A l’heure où tous les économistes officiels agitent le spectre de la grande Déflation pour apporter une caution intellectuelle à l’impéritie des gouvernements qui par leur politique de déficit public « keynésien » ajoutent une couche d’endettement public à une crise de surendettement, Carl-Ludwig Holtfrerich nous rappelle dans son étude sur l’hyperinflation allemande de 1921-1923 qu’une autre issue est possible. Rappelons le contexte : le premier semestre 1921, les Alliés décident que les Réparations allemandes seront de deux milliards de marks or par an, plus 26% de la valeur des exportations. Rudolf Havenstein, président de la Reichsbank à l’époque, considérant que ces montants étaient insupportables pour l’économie allemande, décida de monétiser la dette publique : en août 1922, il se félicitait que la Reichsbank émette quotidiennement 20000 milliards de marks de nouveaux billets !

Quand le 15 novembre 1923 la dégringolade fut enfin stabilisée après l’invasion de la Ruhr par les Belges et les Français, le taux du mark or était de 1000000000000 marks-papier !
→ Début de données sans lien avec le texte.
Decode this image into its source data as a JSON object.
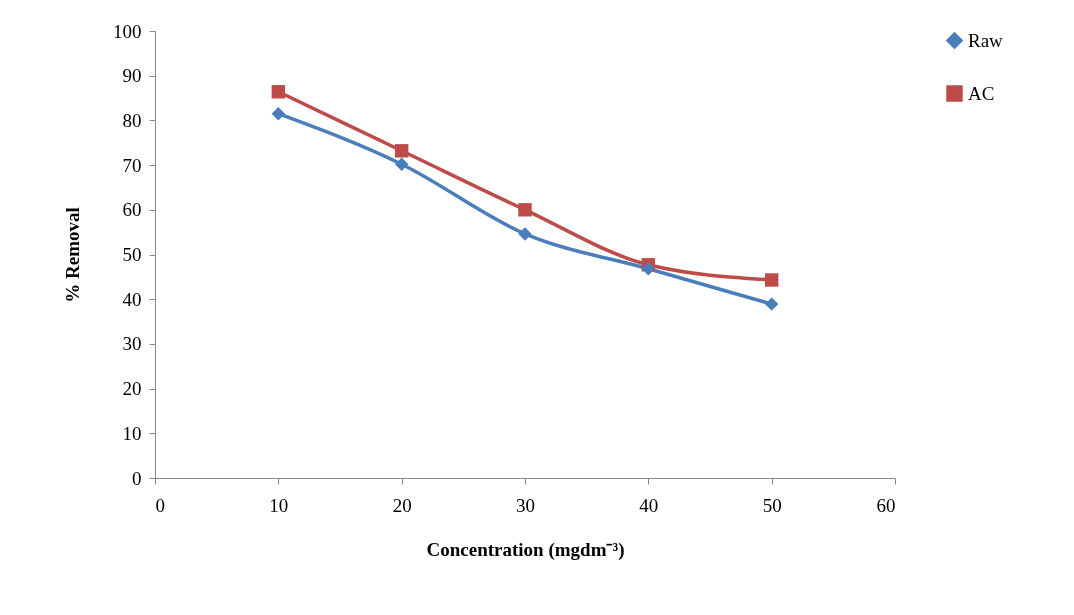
{
  "chart_data": {
    "type": "line",
    "xlabel": "Concentration (mgdm⁻³)",
    "ylabel": "% Removal",
    "x": [
      10,
      20,
      30,
      40,
      50
    ],
    "series": [
      {
        "name": "Raw",
        "color": "#4a7ebb",
        "marker": "diamond",
        "values": [
          81.5,
          70.2,
          54.6,
          46.8,
          38.9
        ]
      },
      {
        "name": "AC",
        "color": "#be4b48",
        "marker": "square",
        "values": [
          86.4,
          73.2,
          60,
          47.7,
          44.3
        ]
      }
    ],
    "xlim": [
      0,
      60
    ],
    "xticks": [
      0,
      10,
      20,
      30,
      40,
      50,
      60
    ],
    "ylim": [
      0,
      100
    ],
    "yticks": [
      0,
      10,
      20,
      30,
      40,
      50,
      60,
      70,
      80,
      90,
      100
    ],
    "grid": false,
    "legend": "right",
    "line_style": "solid"
  }
}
La fièvre de l’or sévissant actuellement sur les marchés, corollaire de la conduite irresponsable du tandem Paulson/Bernanke qui semble penser que l’octroi de subventions massives par le Gouvernement Fédéral aussitôt monétisées par la FED est la solution à tous les problèmes de l’heure, nous amène à penser qu’une déferlante d’hyperinflation est une conséquence prévisible des politiques suivies par les principaux gouvernements occidentaux en réponse à la crise actuelle, à l’exception notable de l’Allemagne.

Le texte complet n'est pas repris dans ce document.